Maine has a history of promoting product stewardship. In 2003, the state became the first in the nation to require manufactures to recycle consumers’ unwanted computers and TVs. Eighteen other states have enacted producer responsibility laws for electronics since then. Earlier, in 2001, Maine became the first state to compel car makers to pay for the recycling of mercury switches, used in lights found in the hood or trunk of cars. The toxin can be released when a car is crushed or shredded for use as scrap metal  Innes emphasized that such approaches can be an important economic development tool, and help create jobs in the hauling and recycling industries.

California, Minnesota, and several other states are considering product stewardship legislation.  Minnesota’s lawmakers requested and funded a 2009 study that proposed guidelines for product stewardship recommendations through a pre-existing voluntary program in the state’s Pollution Control Agency, and for coordinating specific recommendations with legislative actions.

A 2008 report conducted for the British Columbia, Canada Ministry of Environment showed that programs in the province that hold manufacturers responsible for recycling or safely disposing of tires, beverage containers and used oil generated 2,100 full-time jobs and avoided the emissions of 267,000 metric tones of carbon dioxide equivalent, which is comparable to taking nearly 73,000 cars off the road.
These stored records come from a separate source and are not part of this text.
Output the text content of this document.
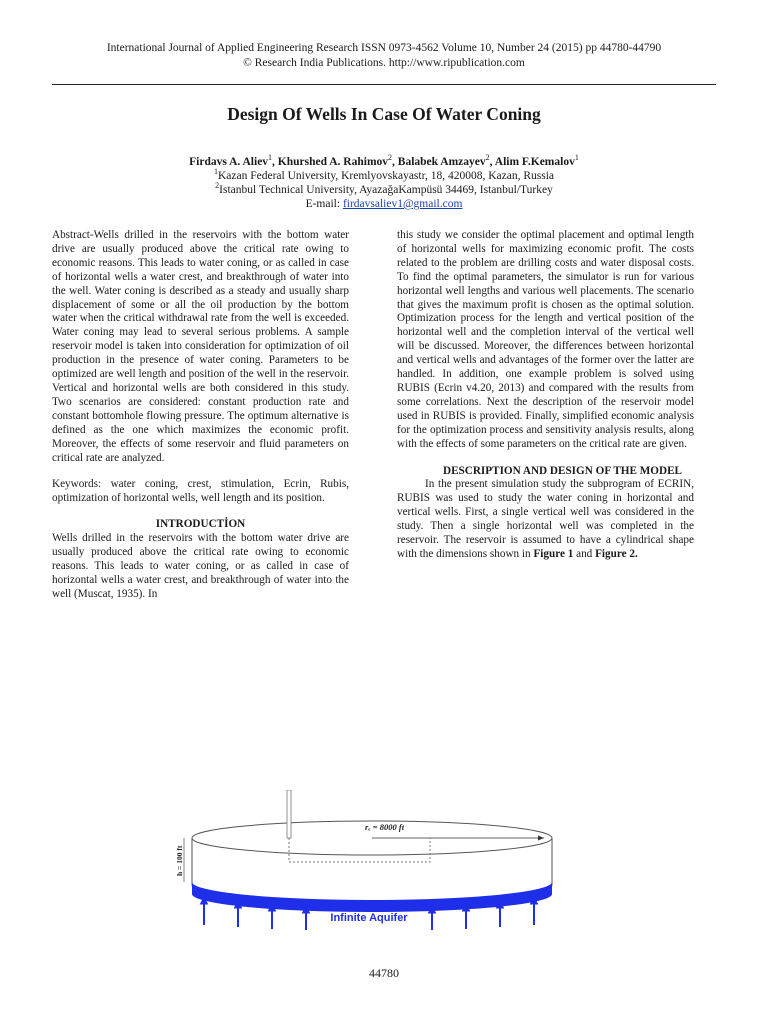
International Journal of Applied Engineering Research ISSN 0973-4562 Volume 10, Number 24 (2015) pp 44780-44790
© Research India Publications. http://www.ripublication.com
Design Of Wells In Case Of Water Coning
Firdavs A. Aliev$^1$, Khurshed A. Rahimov$^2$, Balabek Amzayev$^2$, Alim F.Kemalov$^1$
$^1$Kazan Federal University, Kremlyovskayastr, 18, 420008, Kazan, Russia
$^2$Istanbul Technical University, AyazağaKampüsü 34469, Istanbul/Turkey
E-mail: firdavsaliev1@gmail.com

Abstract-Wells drilled in the reservoirs with the bottom water drive are usually produced above the critical rate owing to economic reasons. This leads to water coning, or as called in case of horizontal wells a water crest, and breakthrough of water into the well. Water coning is described as a steady and usually sharp displacement of some or all the oil production by the bottom water when the critical withdrawal rate from the well is exceeded. Water coning may lead to several serious problems. A sample reservoir model is taken into consideration for optimization of oil production in the presence of water coning. Parameters to be optimized are well length and position of the well in the reservoir. Vertical and horizontal wells are both considered in this study. Two scenarios are considered: constant production rate and constant bottomhole flowing pressure. The optimum alternative is defined as the one which maximizes the economic profit. Moreover, the effects of some reservoir and fluid parameters on critical rate are analyzed.

Keywords: water coning, crest, stimulation, Ecrin, Rubis, optimization of horizontal wells, well length and its position.

INTRODUCTİON

Wells drilled in the reservoirs with the bottom water drive are usually produced above the critical rate owing to economic reasons. This leads to water coning, or as called in case of horizontal wells a water crest, and breakthrough of water into the well (Muscat, 1935). In

this study we consider the optimal placement and optimal length of horizontal wells for maximizing economic profit. The costs related to the problem are drilling costs and water disposal costs. To find the optimal parameters, the simulator is run for various horizontal well lengths and various well placements. The scenario that gives the maximum profit is chosen as the optimal solution. Optimization process for the length and vertical position of the horizontal well and the completion interval of the vertical well will be discussed. Moreover, the differences between horizontal and vertical wells and advantages of the former over the latter are handled. In addition, one example problem is solved using RUBIS (Ecrin v4.20, 2013) and compared with the results from some correlations. Next the description of the reservoir model used in RUBIS is provided. Finally, simplified economic analysis for the optimization process and sensitivity analysis results, along with the effects of some parameters on the critical rate are given.

DESCRIPTION AND DESIGN OF THE MODEL

In the present simulation study the subprogram of ECRIN, RUBIS was used to study the water coning in horizontal and vertical wells. First, a single vertical well was considered in the study. Then a single horizontal well was completed in the reservoir. The reservoir is assumed to have a cylindrical shape with the dimensions shown in Figure 1 and Figure 2.

rₑ = 8000 ft
h = 100 ft
Infinite Aquifer
44780
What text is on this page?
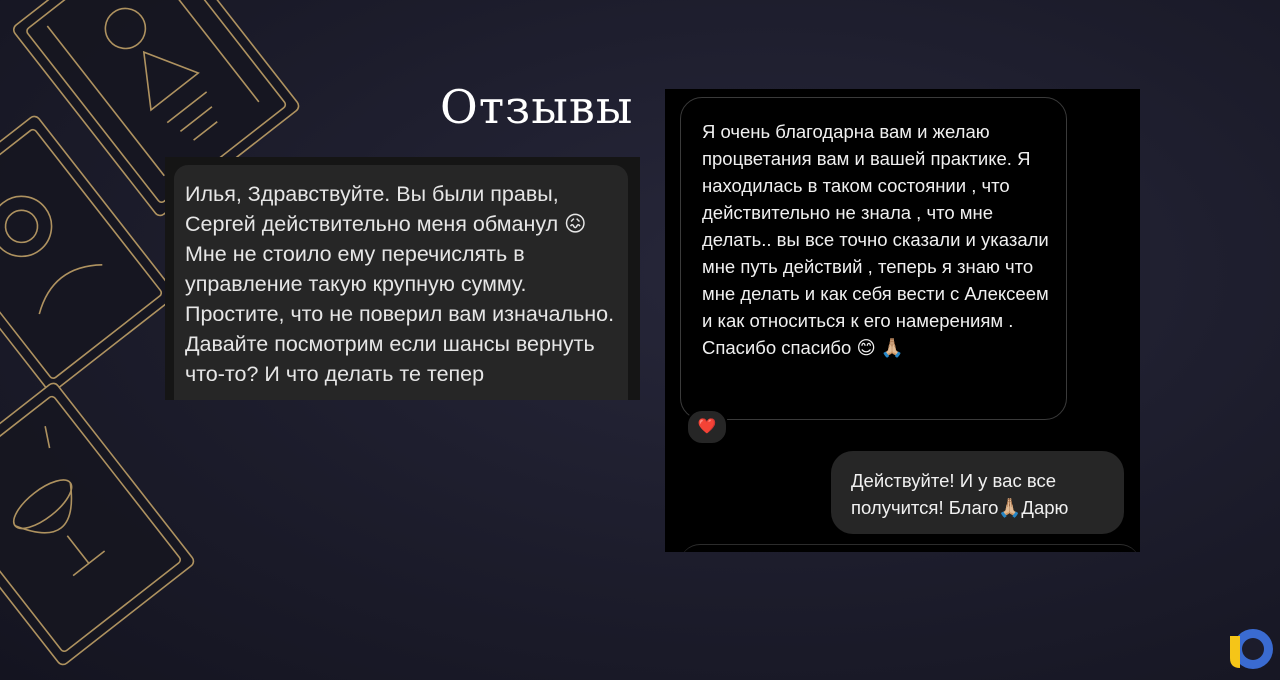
Отзывы
Илья, Здравствуйте. Вы были правы, Сергей действительно меня обманул 😖 Мне не стоило ему перечислять в управление такую крупную сумму. Простите, что не поверил вам изначально. Давайте посмотрим если шансы вернуть что-то? И что делать те тепер
Я очень благодарна вам и желаю процветания вам и вашей практике. Я находилась в таком состоянии , что действительно не знала , что мне делать.. вы все точно сказали и указали мне путь действий , теперь я знаю что мне делать и как себя вести с Алексеем и как относиться к его намерениям . Спасибо спасибо 😊 🙏🏼
❤️
Действуйте! И у вас все получится! Благо🙏🏼Дарю
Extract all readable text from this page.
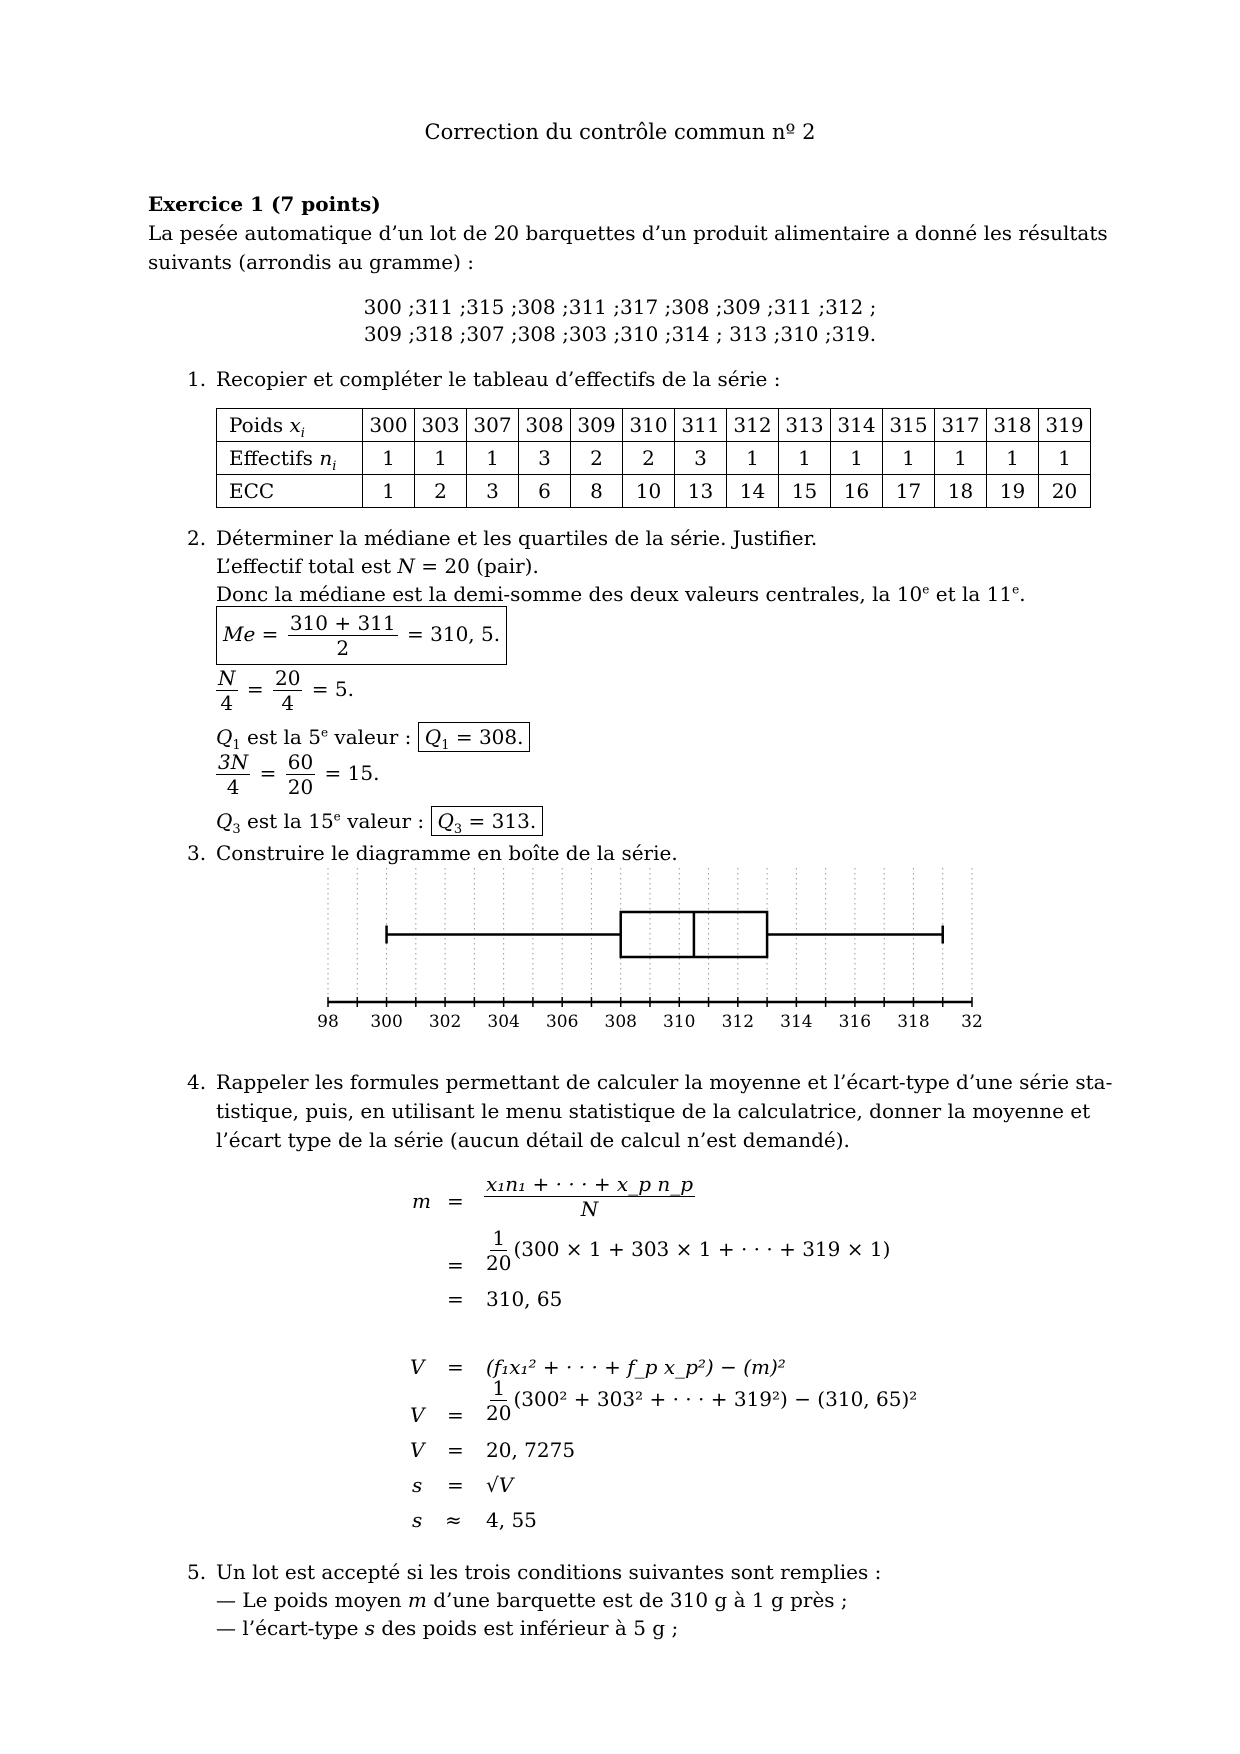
Correction du contrôle commun nº 2
Exercice 1 (7 points)
La pesée automatique d’un lot de 20 barquettes d’un produit alimentaire a donné les résultats
suivants (arrondis au gramme) :
300 ;311 ;315 ;308 ;311 ;317 ;308 ;309 ;311 ;312 ;
309 ;318 ;307 ;308 ;303 ;310 ;314 ; 313 ;310 ;319.
1. Recopier et compléter le tableau d’effectifs de la série :
Poids $x_i$	300	303	307	308	309	310	311	312	313	314	315	317	318	319
Effectifs $n_i$	1	1	1	3	2	2	3	1	1	1	1	1	1	1
ECC	1	2	3	6	8	10	13	14	15	16	17	18	19	20
2. Déterminer la médiane et les quartiles de la série. Justifier.
L’effectif total est N = 20 (pair).
Donc la médiane est la demi-somme des deux valeurs centrales, la 10e et la 11e.
$Me = \frac{310 + 311}{2} = 310$, 5.
$\frac{N}{4} = \frac{20}{4} = 5$.
$Q_1$ est la 5e valeur : $Q_1 = 308$.
$\frac{3N}{4} = \frac{60}{20} = 15$.
$Q_3$ est la 15e valeur : $Q_3 = 313$.
3. Construire le diagramme en boîte de la série.
98 300 302 304 306 308 310 312 314 316 318 32
4. Rappeler les formules permettant de calculer la moyenne et l’écart-type d’une série sta-
tistique, puis, en utilisant le menu statistique de la calculatrice, donner la moyenne et
l’écart type de la série (aucun détail de calcul n’est demandé).
$m = \frac{\text{x₁n₁ + · · · + x\_p n\_p}}{N}$
= $\frac{1}{20} (300 \times 1 + 303 \times 1$ + · · · + 319 × 1)
= 310, 65
V = (f₁x₁² + · · · + f_p x_p²) − (m)²
$V = \frac{1}{20} (300^2 + 303^2$ + · · · + 319²) − (310, 65)²
V = 20, 7275
s = √V
s ≈ 4, 55
5. Un lot est accepté si les trois conditions suivantes sont remplies :
— Le poids moyen m d’une barquette est de 310 g à 1 g près ;
— l’écart-type s des poids est inférieur à 5 g ;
It also led to reduced landfill costs, the report said.

A recent draft report from the New York Department of Environmental Conservation (DEC) calls  for the use of product stewardship to fund waste disposal programs for a variety of items, including electronics, household hazardous waste, paints, carpets, mercury-containing thermostats, and batteries. The report urges the state to adopt legislation promoting product stewardship by 2012.

"Product stewardship is a trend that is sweeping the globe, in Europe, Canada and Asia," Resa Dimino, a special assistant to DEC Commissioner Pete Grannis, who helped prepare the report, told the Albany Times Union on March 23.